Aparte de sus dieciséis líneas de metro Madrid tiene doce de ferrocarril de cercanías. El 11 de marzo de 2004 unos terroristas eligieron cuatro de estas, las más concurridas, para poner diez bombas en cuatro trenes que provocaron 191 muertos y 1.858 heridos.
Cuando se juzgó a los acusados, en 2007, no quedaban casi muestras de los explosivos ni de los vagones destrozados, sólo pequeñísimos rastros que distintos peritos calificaron de insuficientes.
Los trenes se habían reciclado. Los vagones explosionados se habían fundido, y esta rápida e innecesaria desaparición de pruebas se hizo sospechosa.
Algunos medios informativos y acreditados peritos en explosivos independientes creían que la dinamita de una mina de carbón no podía haber cortado como una cizalla el acero de los trenes.
Los rastros visibles parecían indicar que los explosivos podrían mezclar más orígenes, alguno incluso militar de acceso restringido, aunque no a algunos países vecinos.
Aún hoy hay división de opiniones: medios entre los que destacan los relacionados con los periodistas Jiménez-Losantos y Pedro J. Ramírez, insisten en la teoría de una conspiración para derribar al PP.
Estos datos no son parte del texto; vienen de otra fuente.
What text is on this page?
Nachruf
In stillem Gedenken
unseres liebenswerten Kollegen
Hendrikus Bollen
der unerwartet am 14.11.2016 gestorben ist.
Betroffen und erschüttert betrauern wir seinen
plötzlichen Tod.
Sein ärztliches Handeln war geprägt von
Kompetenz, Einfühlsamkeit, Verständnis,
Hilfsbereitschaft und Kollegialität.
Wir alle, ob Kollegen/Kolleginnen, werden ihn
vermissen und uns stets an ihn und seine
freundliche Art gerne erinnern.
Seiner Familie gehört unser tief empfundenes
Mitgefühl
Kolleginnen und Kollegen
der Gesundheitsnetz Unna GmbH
Otros, como El País, rechazan irritados lo que llaman conspiranoia, y le reprochan al nuevo Fiscal General, Torres-Dulce, que reabra una parte del caso.
Porque el periódico digital de Jiménez-Losantos ha encontrado un tozo de vagón explosionado del que no se tenía constancia judicial.
Pudo haber sido parte probatoria pero alguien calló su existencia entre chatarras de una empresa de Madrid.
Ha vuelto la guerra de conspiratorios y anticonspiratorios. De quienes dicen que la sentencia del juicio, ratificada por el Supremo en 2008, cerró todo.
Hay quienes quieren analizar lo encontrado ahora, aunque es difícil que las pruebas tengan valor legal.
Y los sindicatos eligen el 11M para manifestarse contra el PP y alimentar otra sospecha de conspiración.